Когда Теди вошла, Алица вскрывала ланцетом отвратительный нарыв на плече одного из новичков. Леони стояла рядом с медсестрой, держа металлический лоток.
– Чем помочь? – спросила Алица.
– Я... Я хотела с Леони поговорить, – запинаясь, пробормотала Теди. – Но это не срочно.
– Хмм... – протянула Алица, решив, что Теди явилась за уколом пенициллина. – Приходи, когда тут чуть потише станет. Мы тебя быстро подправим. Но если хочешь помочь, будь добра, на обратном пути занеси простыни в прачечную.
Теди пришлось пройти между двумя койками. На одной лежал парень с распухшим коленом, под которое была подложена подушка. Его сосед сидел, прислонясь к стене. Лицо его пылало, глаза блестели.
Тот, что с распухшим коленом, сказал Алице что-то по-арабски. Она рассмеялась и перевела:
– Он говорит, больно ты высокая.
Тот, что был в лихорадке, указал на Теди:
– Атиква? Да? Ты – Атиква, да?
Он промычал несколько тактов гимна, и Теди с улыбкой кивнула.
Больной вздохнул и, прижав руку к сердцу, запел. Слов Теди не понимала, но мелодия была исполнена страсти.
Теди никогда еще не видела такого красивого человека. Его ресницы были настолько густы, что глаза казались подведенными сурьмой, черные кудри падали на влажный лоб. От парня исходил аромат миндаля.
Когда он закончил, Алица захлопала в ладоши:
– Это из Песни Песней. Любовь с первого взгляда! Леони, ты это видела? Прямо как в кино.

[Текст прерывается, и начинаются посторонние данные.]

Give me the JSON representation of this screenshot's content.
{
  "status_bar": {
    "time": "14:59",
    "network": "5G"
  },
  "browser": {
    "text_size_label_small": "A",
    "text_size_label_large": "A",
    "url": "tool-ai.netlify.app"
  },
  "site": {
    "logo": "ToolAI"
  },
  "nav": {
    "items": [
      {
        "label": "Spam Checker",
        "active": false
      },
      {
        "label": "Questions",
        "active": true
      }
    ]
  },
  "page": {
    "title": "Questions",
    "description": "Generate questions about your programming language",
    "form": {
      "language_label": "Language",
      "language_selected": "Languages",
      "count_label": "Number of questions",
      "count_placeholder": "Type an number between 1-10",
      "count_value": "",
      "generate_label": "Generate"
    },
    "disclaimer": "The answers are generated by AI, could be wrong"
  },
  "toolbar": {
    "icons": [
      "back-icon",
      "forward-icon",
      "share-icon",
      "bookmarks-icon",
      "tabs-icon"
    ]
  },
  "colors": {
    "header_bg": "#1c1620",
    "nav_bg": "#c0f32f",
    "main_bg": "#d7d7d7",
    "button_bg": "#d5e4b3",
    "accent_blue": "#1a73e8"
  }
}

Теди прижала белье к груди и выбежала вон, вся в смятении от этого баритона, от этой оливковой кожи, от этого лица, что тянулось к ней.
– Глупости, – пробормотала она, подбирая упавшее полотенце. Именно так, округлив темно-синие глаза, говорила ее мать всякий раз, когда кто-нибудь заговаривал о любви.
– Глупости, – печальным эхом отзывался отец.
Теди внезапно пришло в голову, что, возможно, мать никогда не любила отца так. Подумав, что брак ее родителей мог быть Несчастлив, она сразу почувствовала себя одинокой и вероломной и поспешно отбросила эту предательскую мысль.